I'm building a database web application using Java and Hibernate's JPA implementation. The application tracks objects. It also has to batch import objects from a legacy source.
For example, let's say we're tracking people. The database has tables called Person and Address. There are corresponding JPA entity and DAO classes.
On top of the JPA layer is a service layer responsible for various operations. One operation is to import a potentially large set of data from an external legacy source (for example people from a phone book). For each person, it has to check if it already exists in the database. Then it has to create or update the person as necessary. Each person has an address so the appropriate cross reference and address creation also has to occur.
My issue is that this operation can be slow for large data sets.

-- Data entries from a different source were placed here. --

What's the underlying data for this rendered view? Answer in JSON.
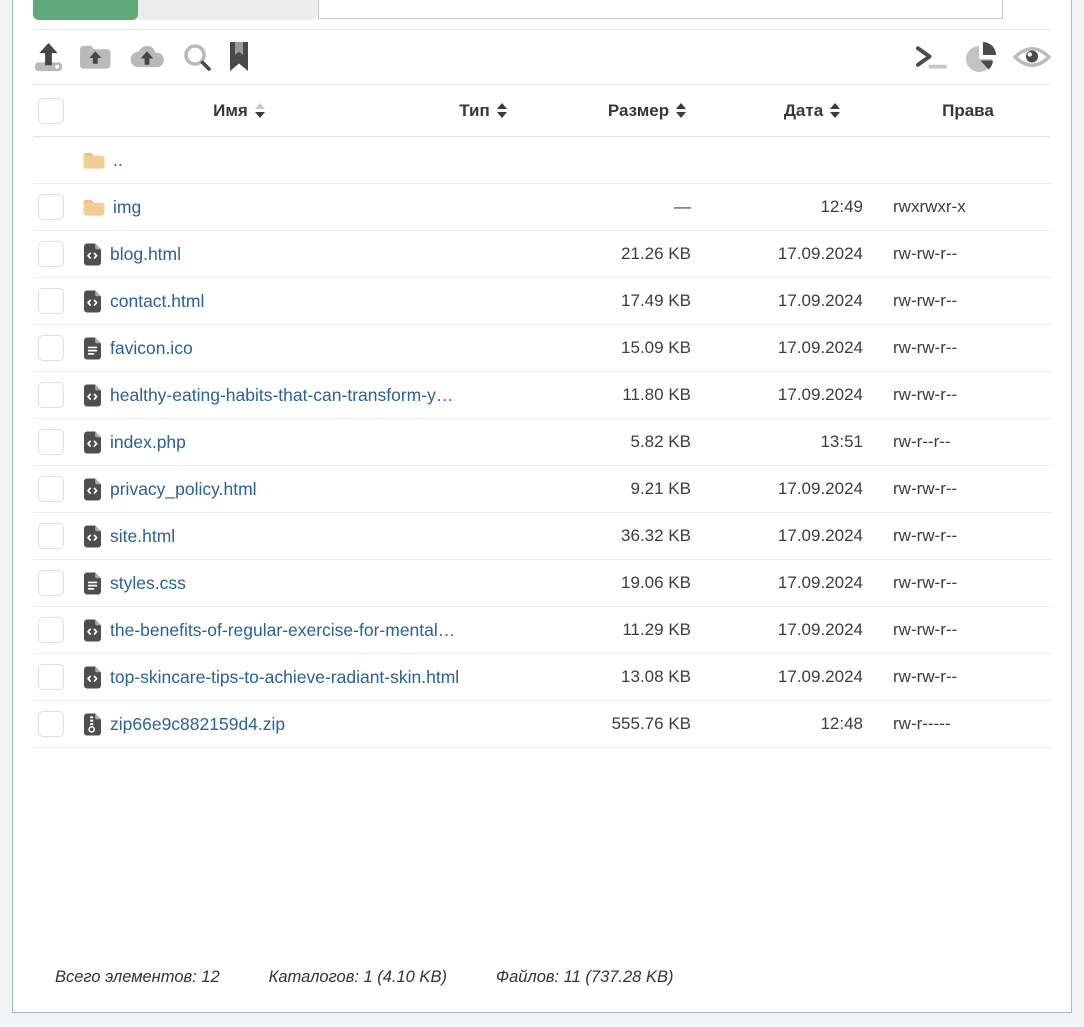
{
  "topbar": {
    "progress_percent": 37,
    "progress_color": "#5fa878"
  },
  "toolbar": {
    "left_icons": [
      "upload",
      "folder-upload",
      "cloud-upload",
      "search",
      "bookmark"
    ],
    "right_icons": [
      "terminal",
      "pie-chart",
      "eye"
    ]
  },
  "table": {
    "columns": {
      "name": {
        "label": "Имя",
        "sortable": true,
        "sorted": "desc"
      },
      "type": {
        "label": "Тип",
        "sortable": true,
        "sorted": "none"
      },
      "size": {
        "label": "Размер",
        "sortable": true,
        "sorted": "none"
      },
      "date": {
        "label": "Дата",
        "sortable": true,
        "sorted": "none"
      },
      "perms": {
        "label": "Права",
        "sortable": false,
        "sorted": "none"
      }
    },
    "rows": [
      {
        "icon": "folder",
        "name": "..",
        "size": "",
        "date": "",
        "perms": "",
        "checkbox": false,
        "underlined": false
      },
      {
        "icon": "folder",
        "name": "img",
        "size": "—",
        "date": "12:49",
        "perms": "rwxrwxr-x",
        "checkbox": true,
        "underlined": false
      },
      {
        "icon": "file-code",
        "name": "blog.html",
        "size": "21.26 KB",
        "date": "17.09.2024",
        "perms": "rw-rw-r--",
        "checkbox": true,
        "underlined": false
      },
      {
        "icon": "file-code",
        "name": "contact.html",
        "size": "17.49 KB",
        "date": "17.09.2024",
        "perms": "rw-rw-r--",
        "checkbox": true,
        "underlined": false
      },
      {
        "icon": "file-text",
        "name": "favicon.ico",
        "size": "15.09 KB",
        "date": "17.09.2024",
        "perms": "rw-rw-r--",
        "checkbox": true,
        "underlined": false
      },
      {
        "icon": "file-code",
        "name": "healthy-eating-habits-that-can-transform-y…",
        "size": "11.80 KB",
        "date": "17.09.2024",
        "perms": "rw-rw-r--",
        "checkbox": true,
        "underlined": false
      },
      {
        "icon": "file-code",
        "name": "index.php",
        "size": "5.82 KB",
        "date": "13:51",
        "perms": "rw-r--r--",
        "checkbox": true,
        "underlined": true
      },
      {
        "icon": "file-code",
        "name": "privacy_policy.html",
        "size": "9.21 KB",
        "date": "17.09.2024",
        "perms": "rw-rw-r--",
        "checkbox": true,
        "underlined": false
      },
      {
        "icon": "file-code",
        "name": "site.html",
        "size": "36.32 KB",
        "date": "17.09.2024",
        "perms": "rw-rw-r--",
        "checkbox": true,
        "underlined": true
      },
      {
        "icon": "file-text",
        "name": "styles.css",
        "size": "19.06 KB",
        "date": "17.09.2024",
        "perms": "rw-rw-r--",
        "checkbox": true,
        "underlined": false
      },
      {
        "icon": "file-code",
        "name": "the-benefits-of-regular-exercise-for-mental…",
        "size": "11.29 KB",
        "date": "17.09.2024",
        "perms": "rw-rw-r--",
        "checkbox": true,
        "underlined": false
      },
      {
        "icon": "file-code",
        "name": "top-skincare-tips-to-achieve-radiant-skin.html",
        "size": "13.08 KB",
        "date": "17.09.2024",
        "perms": "rw-rw-r--",
        "checkbox": true,
        "underlined": false
      },
      {
        "icon": "file-zip",
        "name": "zip66e9c882159d4.zip",
        "size": "555.76 KB",
        "date": "12:48",
        "perms": "rw-r-----",
        "checkbox": true,
        "underlined": false
      }
    ]
  },
  "footer": {
    "total_label": "Всего элементов: 12",
    "dirs_label": "Каталогов: 1 (4.10 KB)",
    "files_label": "Файлов: 11 (737.28 KB)"
  }
}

My current algorithm is:
for (Person person: allPersons)
{
check if person exists in database
check if address exists in database
create or update person and address as necessary
}
What would you recommend to improve performance?
Off the top of my head I can think of:
- Change the import logic to retrieve and store data to the database using queries. For example, instead of checking if person exists within the for loop, submit all the person key's to database in one query, The process each retrieved person in memory.
- Add my own caching in the DAO classes.
- Use an external caching solution (such as memcached).
I can always go with #1 by restructuring to minimize queries. The downside is that my service layer is now very aware of the DAO layer. Its implementation is now dictated by the lower database layer. There are also other issues like using too much memory. This grab-from-database-then-process-in-memory seems very homegrown and goes against off the shelf solutions like JPA. I'm curious what others would do in this case.
Edit: Caching will not help as each person being queried within the loop is different.